Virtually none of this worked out as planned, with expensive consequences. As part of its managed-care drive, the state unwisely gave HMOs the right to enroll applicants into Medicaid, something that only the state—which, in theory, has an incentive to ensure that applicants qualify before signing them up—could do before. The companies responded with (astonishingly unanticipated) gusto, reeling in new revenue-producing members and swelling the state’s Medicaid rolls. Meanwhile, hospitals happily took the federal money allocated to build the new neighborhood-care facilities, but balked at reducing beds or eliminating unneeded wards. The result: the industry, already oversize, grew bigger still. Needless to say, the money that the feds had set aside to retrain unemployed health-care workers proved unneeded. Eventually, the politically powerful hospitals got the funds sent to them.

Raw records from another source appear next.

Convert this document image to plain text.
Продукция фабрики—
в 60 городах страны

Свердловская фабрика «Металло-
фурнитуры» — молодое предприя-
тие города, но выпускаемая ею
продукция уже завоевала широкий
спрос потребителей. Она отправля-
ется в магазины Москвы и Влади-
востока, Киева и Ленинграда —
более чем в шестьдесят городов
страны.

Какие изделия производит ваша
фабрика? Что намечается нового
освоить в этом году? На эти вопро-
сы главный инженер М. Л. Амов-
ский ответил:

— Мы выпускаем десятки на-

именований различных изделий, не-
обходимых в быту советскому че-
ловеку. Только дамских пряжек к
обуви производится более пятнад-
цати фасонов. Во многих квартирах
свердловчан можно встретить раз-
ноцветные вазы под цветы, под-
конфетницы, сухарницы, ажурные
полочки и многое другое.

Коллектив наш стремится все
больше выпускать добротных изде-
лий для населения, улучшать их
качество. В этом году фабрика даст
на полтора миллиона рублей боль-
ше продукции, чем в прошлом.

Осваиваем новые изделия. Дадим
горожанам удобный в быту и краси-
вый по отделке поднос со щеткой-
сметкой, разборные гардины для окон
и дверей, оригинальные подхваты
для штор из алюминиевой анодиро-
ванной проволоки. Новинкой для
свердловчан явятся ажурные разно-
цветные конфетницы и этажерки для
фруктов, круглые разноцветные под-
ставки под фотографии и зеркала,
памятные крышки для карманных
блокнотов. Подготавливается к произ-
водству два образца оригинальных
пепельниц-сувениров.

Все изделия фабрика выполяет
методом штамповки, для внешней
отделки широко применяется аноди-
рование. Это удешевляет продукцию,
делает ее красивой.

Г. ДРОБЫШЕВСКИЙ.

In the new agreement, Washington is again letting the state depute HMOs to enroll applicants into Medicaid while simultaneously signing them up as their own clients. And the Bush plan includes funds that again allow hospitals to convert unneeded wards to outpatient facilities, hoping that these will be cheaper than hospital care. To offset spending on these facilities, the Bush plan is providing funds that will help pay off the debts of hospitals that the state wants to close. But the money will only be useful if state pols can muster the courage to shutter underused hospitals—something they have flinched from doing for 30 years.

The Bush plan does offer a few other new wrinkles. It is mandating, for instance, that New York State triple the amount of money it recovers from Medicaid fraud to $645 million by 2011. While that’s a worthy goal in a state that for years has lagged in fighting fraud, the fiscal impact will be small on a program that will soon likely cost upward of $50 billion yearly.

The Bush-Pataki deal is thus the latest version of a reform that the state’s health-care industry has advocated for more than a decade, proposing to save money by first spending lots of it. Until now, it hasn’t worked. Maybe, then, the real key to shrinking the industry is just to shrink it. That sounds like something Yogi might have said.